G. W. Batman

G. W. Batman is first mentioned in the October 1906 edition of Apostolic Faith . He was instrumental in the healing of a 21 year old man. The man suffered from epileptic seizures for many years. His mother brought him to the meeting. Witnesses said he was so "wrecked in mind and body" that he was semi-conscious. Batman ask the Lord to cast the demons out of the man and he was completely healed. The man got up from the floor and testified to God's power. He also went home rejoicing according to the report.


The paper also said Batman was "called to Africa." In December, 1906, the Apostolic Faith said Batman, his wife Daisy, and three small children were in New York on the way to Monrovia, Liberia, Africa. Previously they had stopped in Topeka, Kansas and ministered for C. E. Foster ( Apostolic Faith , Feb.-March 1907) The couple are called "tried and true" workers who were endued with power and had the gift of healing.
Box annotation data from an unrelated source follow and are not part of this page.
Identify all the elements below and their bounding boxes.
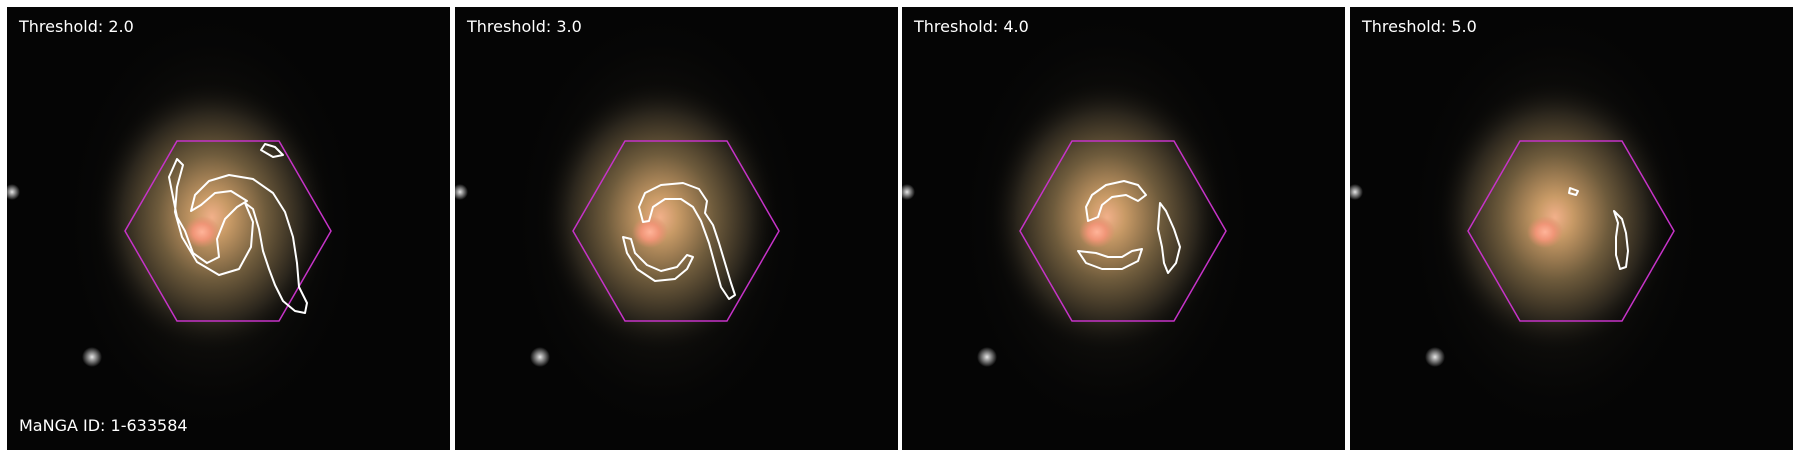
contour-lines bbox=[1077, 180, 1181, 274]
threshold-label: Threshold: 2.0 bbox=[19, 17, 134, 36]
galaxy-image bbox=[1350, 7, 1793, 450]
contour-lines bbox=[1568, 187, 1629, 270]
panel-threshold-2: Threshold: 2.0 MaNGA ID: 1-633584 bbox=[7, 7, 450, 450]
ifu-hexagon bbox=[1467, 140, 1675, 322]
contour-lines bbox=[168, 143, 308, 314]
panel-threshold-4: Threshold: 4.0 bbox=[902, 7, 1345, 450]
manga-id-label: MaNGA ID: 1-633584 bbox=[19, 416, 188, 435]
ifu-hexagon bbox=[1019, 140, 1227, 322]
panel-threshold-3: Threshold: 3.0 bbox=[455, 7, 898, 450]
ifu-hexagon bbox=[572, 140, 780, 322]
galaxy-image bbox=[455, 7, 898, 450]
threshold-label: Threshold: 5.0 bbox=[1362, 17, 1477, 36]
panel-threshold-5: Threshold: 5.0 bbox=[1350, 7, 1793, 450]
galaxy-image bbox=[7, 7, 450, 450]
threshold-label: Threshold: 4.0 bbox=[914, 17, 1029, 36]
threshold-label: Threshold: 3.0 bbox=[467, 17, 582, 36]
galaxy-image bbox=[902, 7, 1345, 450]
ifu-hexagon bbox=[124, 140, 332, 322]
contour-lines bbox=[622, 182, 736, 300]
One of the Azusa participants paid most of their fare to Africa. The contributor asked God for a sign and saw a lamb that was tied. When he loosed it, the shekina glory filled the room. This was interpreted to mean he should send the missionaries.


With nothing more than their fare, the Batmans started the journey by "faith." Liberia at the time was called the "white man's graveyard. Batman had a vision of Liberia and described it to S. J. Mead who had been there and Mead said it was a "perfect description."


The December issue also had testimonies by G.W. and Daisy. Both had experienced salvation, sanctification and the Holy Ghost baptism.


The Batmans traveled with Julia Hutchens, her husband, and Lucy Farrow. The group left England in December 1906 enroute to Africa. (Apostolic Faith , January 1907).


Unfortunately, G. W. and his entire family perished from disease very soon after their arrival in Liberia. Only God knows the sacrifice of the earliest Pentecostal missionaries. Their rewards are in heaven must surely be great.